Where do we look to attract a more diverse group of students to our program? And what do we do once we find them? These are common questions asked at the departmental level, the reproductive core of our discipline and the place where students enter and engage with universities through their majors. 

Despite growing national support for broadening participation in higher education, increasing university-level commitment to pursue goals of inclusion at their institutions, and widespread agreement with the goal of enhancing diversity within departments, undergraduate and graduate advisors can often find themselves at a loss for where and how to engage potential students from traditionally underrepresented populations.

To launch a process of collecting our current disciplinary insight to directly support the way departments address diversity in geography, the AAG received funding from the National Science Foundation’s Opportunities for Enhancing Diversity in the Geosciences Program for the ALIGNED project.

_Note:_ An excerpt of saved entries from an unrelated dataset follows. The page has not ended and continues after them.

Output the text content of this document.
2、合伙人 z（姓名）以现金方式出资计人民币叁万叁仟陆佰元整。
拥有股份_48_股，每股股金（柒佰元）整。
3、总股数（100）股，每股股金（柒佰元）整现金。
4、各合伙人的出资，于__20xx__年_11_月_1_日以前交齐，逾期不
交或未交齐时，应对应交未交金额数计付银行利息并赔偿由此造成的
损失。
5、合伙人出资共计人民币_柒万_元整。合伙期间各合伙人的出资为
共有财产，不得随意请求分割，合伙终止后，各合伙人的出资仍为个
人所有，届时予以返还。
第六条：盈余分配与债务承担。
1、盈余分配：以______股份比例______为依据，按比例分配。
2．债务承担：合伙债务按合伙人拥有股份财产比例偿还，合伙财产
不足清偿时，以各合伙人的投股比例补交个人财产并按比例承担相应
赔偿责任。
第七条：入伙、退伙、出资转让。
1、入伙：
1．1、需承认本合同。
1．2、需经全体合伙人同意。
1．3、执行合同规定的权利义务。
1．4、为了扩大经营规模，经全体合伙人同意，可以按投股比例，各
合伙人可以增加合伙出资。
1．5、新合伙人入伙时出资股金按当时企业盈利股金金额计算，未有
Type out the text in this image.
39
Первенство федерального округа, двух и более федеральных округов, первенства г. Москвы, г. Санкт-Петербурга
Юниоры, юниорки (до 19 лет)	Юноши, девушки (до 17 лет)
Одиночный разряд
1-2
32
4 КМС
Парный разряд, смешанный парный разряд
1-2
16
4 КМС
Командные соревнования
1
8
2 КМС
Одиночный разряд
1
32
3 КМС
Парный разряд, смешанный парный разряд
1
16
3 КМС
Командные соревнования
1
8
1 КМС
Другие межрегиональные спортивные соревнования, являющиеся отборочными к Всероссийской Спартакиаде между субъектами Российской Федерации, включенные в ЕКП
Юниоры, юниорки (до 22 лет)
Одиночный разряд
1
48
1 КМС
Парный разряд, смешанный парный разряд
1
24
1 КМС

The three-year pilot study sought to align the needs of university departments and underrepresented students by drawing upon the intellectual wealth of the discipline to inform and transform ways in which departments envision and realize their own goals to enhance diversity.  NSF reviewers called the effort “an innovative and potentially transformative project with substantial merit, a refreshingly creative approach to understanding how we might improve recruitment and retention of underrepresented students in the geoscience- related fields.”

Approach

The pipeline principle— that is, building relationships among educational institutions serving students at different stages from grade school, middle school, secondary, community colleges, undergraduate to graduate levels—is fairly well understood as a framework for recruitment efforts in higher education.

However, it is often overlooked how such pipelines are spatial in nature, and how characteristics of place impact recruitment outcomes and retention rates. Where universities are, where prospective students are coming from or might come from, and the dynamic of these origins and destinations matter a great deal. It is also important to recognize the varied starting points for many departments: a small liberal arts school in the rural Midwest has different realities to contend with concerning recruitment and retention than an urban commuter school on the east coast.

With this in mind, the ALIGNED project sought to consolidate a set of resources and studies developed over previous years by the AAG to design a toolkit to support departments in their efforts to enhance diversity.